Dalam Pasal 9 ayat (1) Undang-undang Nomor 11 Tahun 1969 ditegaskan bahwa pegawai
yang diberhentikan dengan hormat sebagai Pegawai Negeri berhak menerima pensiun pegawai,
jika pada saat pemberhentiannya telah mencapai usia sekurang-kurangnya 50 tahun dan
mempunyai masa kerja sekurang-kurangnya 20 tahun. Selain itu bisa juga karena penghapusan
jabatan, perubahan dalam susunan pegawai, penertiban aparatur Negara. Bisa pula diberhentikan
karena menjalani suatu tugas Negara yang kemudian tidak ditugaskan kembali sebagai Pegawai
Negeri Sipil.
Usia pegawai negeri untuk penetapan hak atas pensiun ditentukan atas dasar tanggal
kelahiran yang disebut pada pengangkatan pertama.
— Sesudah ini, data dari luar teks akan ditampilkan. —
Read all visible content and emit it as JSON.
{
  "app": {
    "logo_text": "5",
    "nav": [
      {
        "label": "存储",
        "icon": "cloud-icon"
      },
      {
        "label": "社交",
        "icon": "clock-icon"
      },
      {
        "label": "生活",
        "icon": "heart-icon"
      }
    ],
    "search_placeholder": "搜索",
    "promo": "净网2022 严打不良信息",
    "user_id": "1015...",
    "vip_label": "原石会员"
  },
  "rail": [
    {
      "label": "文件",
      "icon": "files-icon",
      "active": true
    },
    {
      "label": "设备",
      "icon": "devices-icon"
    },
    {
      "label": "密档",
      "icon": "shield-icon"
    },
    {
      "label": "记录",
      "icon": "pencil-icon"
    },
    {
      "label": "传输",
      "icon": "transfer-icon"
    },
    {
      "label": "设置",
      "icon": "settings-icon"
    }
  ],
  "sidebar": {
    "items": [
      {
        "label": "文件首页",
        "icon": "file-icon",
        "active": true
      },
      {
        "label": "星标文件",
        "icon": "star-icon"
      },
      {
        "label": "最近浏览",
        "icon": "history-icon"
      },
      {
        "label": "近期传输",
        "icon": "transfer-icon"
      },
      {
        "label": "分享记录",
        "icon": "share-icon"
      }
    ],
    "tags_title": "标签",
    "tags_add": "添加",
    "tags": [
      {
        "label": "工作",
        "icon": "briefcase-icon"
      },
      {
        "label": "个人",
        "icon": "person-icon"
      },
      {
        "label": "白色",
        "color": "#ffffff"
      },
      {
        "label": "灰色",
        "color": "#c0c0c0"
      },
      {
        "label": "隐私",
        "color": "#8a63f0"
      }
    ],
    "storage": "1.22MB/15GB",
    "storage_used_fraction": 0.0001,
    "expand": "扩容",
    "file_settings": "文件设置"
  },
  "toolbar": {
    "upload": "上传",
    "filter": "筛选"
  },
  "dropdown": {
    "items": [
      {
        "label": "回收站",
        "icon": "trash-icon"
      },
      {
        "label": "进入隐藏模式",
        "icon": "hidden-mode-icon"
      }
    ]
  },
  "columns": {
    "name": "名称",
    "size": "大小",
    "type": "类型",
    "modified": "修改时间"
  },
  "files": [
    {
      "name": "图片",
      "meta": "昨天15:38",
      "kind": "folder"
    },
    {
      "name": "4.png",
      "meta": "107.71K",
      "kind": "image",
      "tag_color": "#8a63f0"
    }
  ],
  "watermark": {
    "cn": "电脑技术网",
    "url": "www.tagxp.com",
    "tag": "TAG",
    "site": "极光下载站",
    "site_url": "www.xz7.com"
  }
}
Bila tanggal kelahiran hanya menyebutkan
tahunnya saja maka ditetapkan tanggal 1 Desember tahun kelahiran yang bersangkutan dan bila
hanya menyebutkan bulan dan tahunnya saja maka ditetapkan tanggal akhir bulan yang
bersangkutan.
Badan Kepegawaian Negara menerbitkan daftar nominatif Pegawai Negeri Sipil yang akan
pensiun untuk setiap instansi, kemudian diteruskan dengan memberitahukan kepada pegawai
yang akan pensiun selambat-lambatnya dalam waktu 1 tahun 3 bulan sebelum batas usia pensiun
dicapai. Setelah itu Pegawai Negeri Sipil yang bersangkutan mengajukan surat permintaan
berhenti dengan hormat dengan hak pensiun.
Apabila pegawai yang akan memasuki usia pensiun tidak mengajukan permintaan berhenti
dengan hak pensiun maka yang bersangkutan diberhentikan dengan hak pensiun tepat pada
waktunya. Surat keputusan pemberhentian dengan hormat dengan hak pensiun diterbitkan oleh
pejabat yang berwenang selambat-lambatnya 3 bulan sebelum Pegawai Negeri Sipil yang
bersangkutan berhenti dengan hak pensiun.